I wondered how the type A could vanish like that but a look at the generated javascript explains the problem:
var a = {
member: "foobar"
};
if(a instanceof A) {
alert(a.member);
}
There is no representation of A as an interface, therefore no runtime type checks are possible.
I understand that javascript as a dynamic language has no concept of interfaces. Is there any way to type check for interfaces?

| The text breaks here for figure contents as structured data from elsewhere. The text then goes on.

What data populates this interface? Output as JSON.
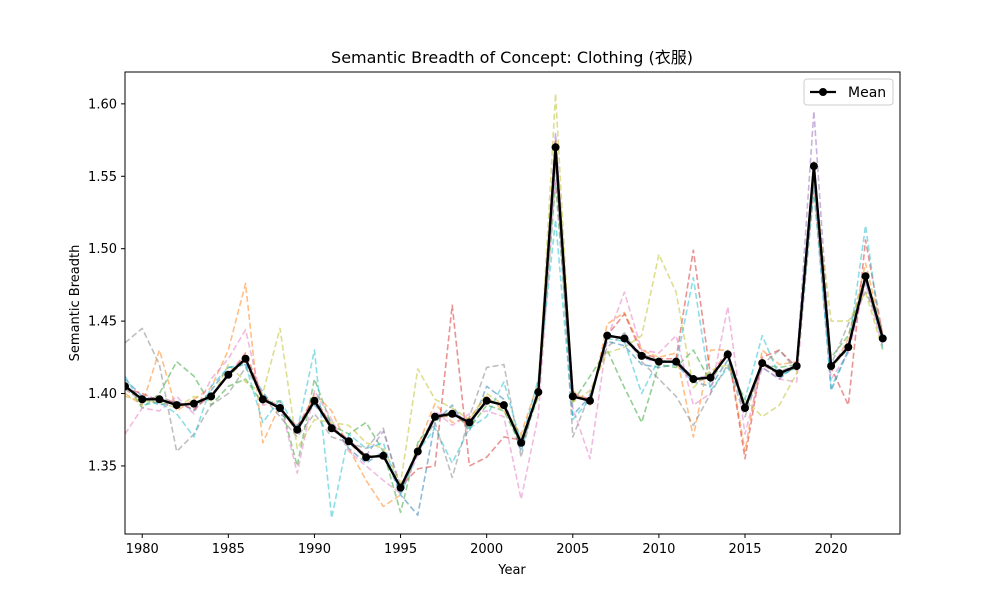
{
  "chart_data": {
    "type": "line",
    "title": "Semantic Breadth of Concept: Clothing (衣服)",
    "xlabel": "Year",
    "ylabel": "Semantic Breadth",
    "xlim": [
      1979,
      2024
    ],
    "ylim": [
      1.303,
      1.622
    ],
    "xticks": [
      1980,
      1985,
      1990,
      1995,
      2000,
      2005,
      2010,
      2015,
      2020
    ],
    "yticks": [
      1.35,
      1.4,
      1.45,
      1.5,
      1.55,
      1.6
    ],
    "xtick_labels": [
      "1980",
      "1985",
      "1990",
      "1995",
      "2000",
      "2005",
      "2010",
      "2015",
      "2020"
    ],
    "ytick_labels": [
      "1.35",
      "1.40",
      "1.45",
      "1.50",
      "1.55",
      "1.60"
    ],
    "grid": false,
    "legend": {
      "position": "top-right",
      "entries": [
        "Mean"
      ]
    },
    "x": [
      1979,
      1980,
      1981,
      1982,
      1983,
      1984,
      1985,
      1986,
      1987,
      1988,
      1989,
      1990,
      1991,
      1992,
      1993,
      1994,
      1995,
      1996,
      1997,
      1998,
      1999,
      2000,
      2001,
      2002,
      2003,
      2004,
      2005,
      2006,
      2007,
      2008,
      2009,
      2010,
      2011,
      2012,
      2013,
      2014,
      2015,
      2016,
      2017,
      2018,
      2019,
      2020,
      2021,
      2022,
      2023
    ],
    "series": [
      {
        "name": "Mean",
        "color": "#000000",
        "style": "solid-marker",
        "values": [
          1.405,
          1.396,
          1.396,
          1.392,
          1.393,
          1.398,
          1.413,
          1.424,
          1.396,
          1.39,
          1.375,
          1.395,
          1.376,
          1.367,
          1.356,
          1.357,
          1.335,
          1.36,
          1.384,
          1.386,
          1.38,
          1.395,
          1.392,
          1.366,
          1.401,
          1.57,
          1.398,
          1.395,
          1.44,
          1.438,
          1.426,
          1.422,
          1.422,
          1.41,
          1.411,
          1.427,
          1.39,
          1.421,
          1.414,
          1.419,
          1.557,
          1.419,
          1.432,
          1.481,
          1.438
        ]
      },
      {
        "color": "#1f77b4",
        "style": "dashed",
        "values": [
          1.41,
          1.398,
          1.392,
          1.395,
          1.388,
          1.402,
          1.418,
          1.42,
          1.401,
          1.386,
          1.378,
          1.392,
          1.38,
          1.362,
          1.352,
          1.36,
          1.33,
          1.316,
          1.38,
          1.392,
          1.374,
          1.405,
          1.396,
          1.36,
          1.404,
          1.56,
          1.385,
          1.398,
          1.436,
          1.433,
          1.42,
          1.418,
          1.42,
          1.408,
          1.405,
          1.423,
          1.388,
          1.418,
          1.41,
          1.42,
          1.548,
          1.402,
          1.43,
          1.478,
          1.435
        ]
      },
      {
        "color": "#ff7f0e",
        "style": "dashed",
        "values": [
          1.4,
          1.392,
          1.43,
          1.388,
          1.396,
          1.404,
          1.43,
          1.476,
          1.366,
          1.392,
          1.372,
          1.4,
          1.388,
          1.362,
          1.34,
          1.322,
          1.33,
          1.364,
          1.393,
          1.38,
          1.383,
          1.398,
          1.388,
          1.372,
          1.408,
          1.575,
          1.402,
          1.392,
          1.448,
          1.456,
          1.43,
          1.425,
          1.428,
          1.37,
          1.43,
          1.43,
          1.36,
          1.43,
          1.42,
          1.422,
          1.54,
          1.416,
          1.438,
          1.49,
          1.44
        ]
      },
      {
        "color": "#2ca02c",
        "style": "dashed",
        "values": [
          1.408,
          1.39,
          1.4,
          1.422,
          1.412,
          1.392,
          1.405,
          1.41,
          1.393,
          1.395,
          1.35,
          1.41,
          1.378,
          1.372,
          1.38,
          1.36,
          1.318,
          1.366,
          1.382,
          1.388,
          1.376,
          1.392,
          1.388,
          1.364,
          1.398,
          1.545,
          1.394,
          1.412,
          1.43,
          1.404,
          1.38,
          1.42,
          1.418,
          1.43,
          1.408,
          1.428,
          1.392,
          1.42,
          1.418,
          1.42,
          1.552,
          1.425,
          1.44,
          1.482,
          1.44
        ]
      },
      {
        "color": "#d62728",
        "style": "dashed",
        "values": [
          1.404,
          1.4,
          1.395,
          1.394,
          1.389,
          1.399,
          1.412,
          1.428,
          1.398,
          1.39,
          1.377,
          1.398,
          1.377,
          1.368,
          1.357,
          1.356,
          1.336,
          1.348,
          1.35,
          1.461,
          1.35,
          1.356,
          1.37,
          1.368,
          1.4,
          1.575,
          1.4,
          1.396,
          1.44,
          1.455,
          1.428,
          1.424,
          1.424,
          1.499,
          1.412,
          1.43,
          1.355,
          1.425,
          1.43,
          1.418,
          1.56,
          1.418,
          1.392,
          1.506,
          1.44
        ]
      },
      {
        "color": "#9467bd",
        "style": "dashed",
        "values": [
          1.406,
          1.397,
          1.397,
          1.391,
          1.394,
          1.397,
          1.414,
          1.425,
          1.395,
          1.391,
          1.374,
          1.394,
          1.375,
          1.368,
          1.357,
          1.374,
          1.336,
          1.361,
          1.385,
          1.387,
          1.381,
          1.394,
          1.393,
          1.367,
          1.4,
          1.58,
          1.399,
          1.394,
          1.441,
          1.437,
          1.425,
          1.421,
          1.423,
          1.411,
          1.412,
          1.426,
          1.391,
          1.422,
          1.415,
          1.42,
          1.595,
          1.42,
          1.433,
          1.48,
          1.437
        ]
      },
      {
        "color": "#8c564b",
        "style": "dashed",
        "values": [
          1.403,
          1.395,
          1.398,
          1.393,
          1.392,
          1.399,
          1.412,
          1.423,
          1.397,
          1.389,
          1.376,
          1.396,
          1.377,
          1.366,
          1.355,
          1.358,
          1.334,
          1.359,
          1.383,
          1.385,
          1.379,
          1.396,
          1.391,
          1.365,
          1.402,
          1.568,
          1.397,
          1.396,
          1.439,
          1.439,
          1.427,
          1.423,
          1.421,
          1.409,
          1.41,
          1.428,
          1.389,
          1.42,
          1.413,
          1.418,
          1.558,
          1.418,
          1.431,
          1.482,
          1.439
        ]
      },
      {
        "color": "#e377c2",
        "style": "dashed",
        "values": [
          1.372,
          1.39,
          1.388,
          1.398,
          1.386,
          1.41,
          1.424,
          1.444,
          1.392,
          1.394,
          1.345,
          1.402,
          1.382,
          1.36,
          1.35,
          1.34,
          1.331,
          1.357,
          1.388,
          1.378,
          1.386,
          1.388,
          1.384,
          1.327,
          1.385,
          1.552,
          1.39,
          1.355,
          1.438,
          1.47,
          1.43,
          1.428,
          1.44,
          1.392,
          1.4,
          1.46,
          1.372,
          1.418,
          1.41,
          1.408,
          1.545,
          1.41,
          1.428,
          1.476,
          1.432
        ]
      },
      {
        "color": "#7f7f7f",
        "style": "dashed",
        "values": [
          1.435,
          1.445,
          1.42,
          1.36,
          1.372,
          1.392,
          1.4,
          1.418,
          1.398,
          1.384,
          1.37,
          1.386,
          1.37,
          1.366,
          1.362,
          1.376,
          1.332,
          1.362,
          1.38,
          1.342,
          1.384,
          1.418,
          1.42,
          1.356,
          1.406,
          1.565,
          1.37,
          1.4,
          1.432,
          1.442,
          1.422,
          1.41,
          1.398,
          1.378,
          1.4,
          1.42,
          1.384,
          1.42,
          1.43,
          1.416,
          1.56,
          1.42,
          1.448,
          1.47,
          1.445
        ]
      },
      {
        "color": "#bcbd22",
        "style": "dashed",
        "values": [
          1.398,
          1.395,
          1.394,
          1.39,
          1.398,
          1.395,
          1.42,
          1.408,
          1.4,
          1.445,
          1.362,
          1.382,
          1.38,
          1.378,
          1.366,
          1.362,
          1.338,
          1.417,
          1.396,
          1.39,
          1.382,
          1.4,
          1.392,
          1.37,
          1.398,
          1.607,
          1.394,
          1.402,
          1.428,
          1.432,
          1.44,
          1.496,
          1.47,
          1.404,
          1.416,
          1.42,
          1.396,
          1.384,
          1.392,
          1.414,
          1.55,
          1.45,
          1.45,
          1.47,
          1.43
        ]
      },
      {
        "color": "#17becf",
        "style": "dashed",
        "values": [
          1.412,
          1.392,
          1.394,
          1.386,
          1.37,
          1.405,
          1.418,
          1.42,
          1.38,
          1.396,
          1.374,
          1.43,
          1.314,
          1.372,
          1.362,
          1.366,
          1.33,
          1.36,
          1.376,
          1.352,
          1.376,
          1.384,
          1.408,
          1.366,
          1.41,
          1.52,
          1.382,
          1.396,
          1.438,
          1.436,
          1.4,
          1.424,
          1.42,
          1.48,
          1.402,
          1.418,
          1.396,
          1.44,
          1.412,
          1.418,
          1.54,
          1.404,
          1.43,
          1.516,
          1.43
        ]
      }
    ]
  }
}
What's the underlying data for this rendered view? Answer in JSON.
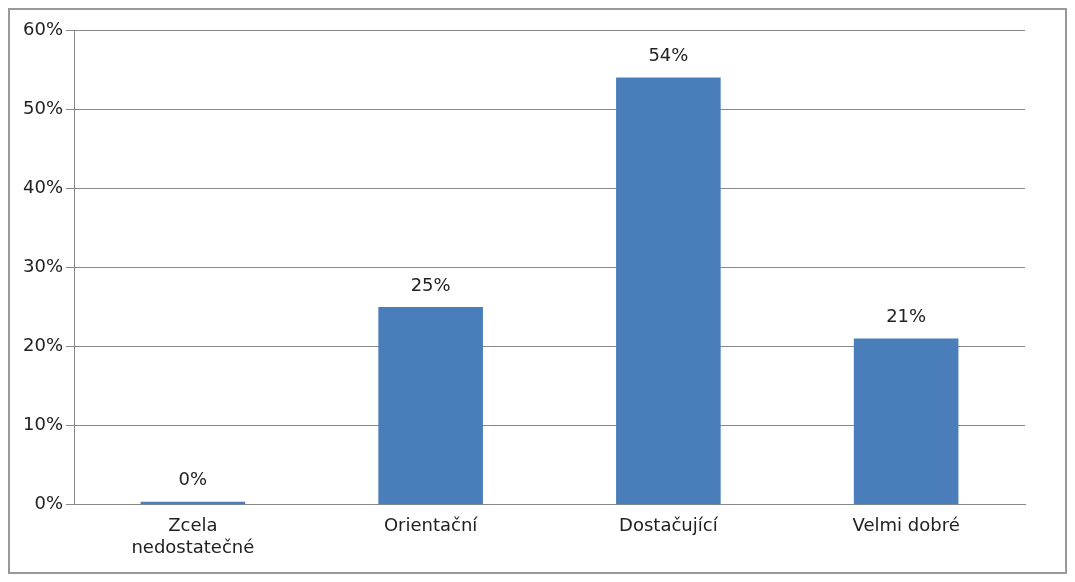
{
  "chart_data": {
    "type": "bar",
    "categories": [
      "Zcela nedostatečné",
      "Orientační",
      "Dostačující",
      "Velmi dobré"
    ],
    "values": [
      0,
      25,
      54,
      21
    ],
    "value_labels": [
      "0%",
      "25%",
      "54%",
      "21%"
    ],
    "color": "#4a7ebb",
    "ylim": [
      0,
      60
    ],
    "yticks": [
      {
        "value": 0,
        "label": "0%"
      },
      {
        "value": 10,
        "label": "10%"
      },
      {
        "value": 20,
        "label": "20%"
      },
      {
        "value": 30,
        "label": "30%"
      },
      {
        "value": 40,
        "label": "40%"
      },
      {
        "value": 50,
        "label": "50%"
      },
      {
        "value": 60,
        "label": "60%"
      }
    ],
    "grid": "y",
    "legend": false
  }
}
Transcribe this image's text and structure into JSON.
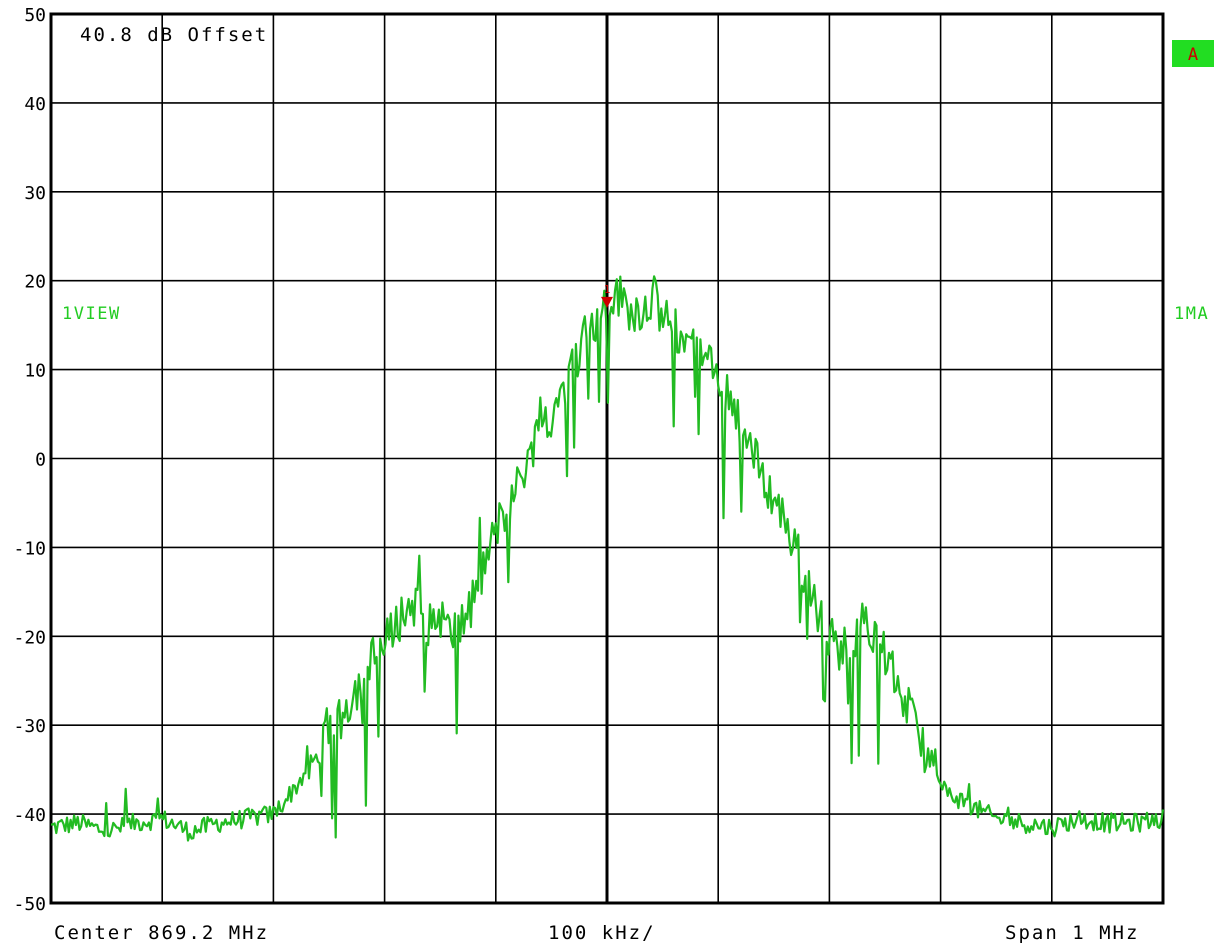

The typescript playground's autocompletion reveals that typescript even offers a method implements
. How can I use it ?
You can achieve what you want without the instanceof
keyword as you can write custom type guards now:
interface A{
member:string;
}
function instanceOfA(object: any): object is A {
return 'member' in object;
}
var a:any={member:"foobar"};
if (instanceOfA(a)) {
alert(a.member);
}
Lots of Members
If you need to check a lot of members to determine whether an object matches your type, you could instead add a discriminator. The below is the most basic example, and requires you to manage your own discriminators... you'd need to get deeper into the patterns to ensure you avoid duplicate discriminators.
interface A{
discriminator: 'I-AM-A';
member:string;
}
function instanceOfA(object: any): object is A {
return object.discriminator === 'I-AM-A';
}
var a:any = {discriminator: 'I-AM-A', member:"foobar"};
if (instanceOfA(a)) {
alert(a.member);
}
In TypeScript 1.6, user-defined type guard will do the job.
interface Foo {
fooProperty: string;
}
interface Bar {
barProperty: string;
}
function isFoo(object: any): object is Foo {
return 'fooProperty' in object;
}
let object: Foo | Bar;
if (isFoo(object)) {
// `object` has type `Foo`.
object.fooProperty;
} else {
// `object` has type `Bar`.
object.barProperty;
}
And just as Joe Yang mentioned: since TypeScript 2.0, you can even take the advantage of tagged union type.
interface Foo {
type: 'foo';
fooProperty: string;
}
interface Bar {
type: 'bar';
barProperty: number;
}
let object: Foo | Bar;
// You will see errors if `strictNullChecks` is enabled.
if (object.type === 'foo') {
// object has type `Foo`.
object.fooProperty;
} else {
// object has type `Bar`.
object.barProperty;
}
And it works with switch
too.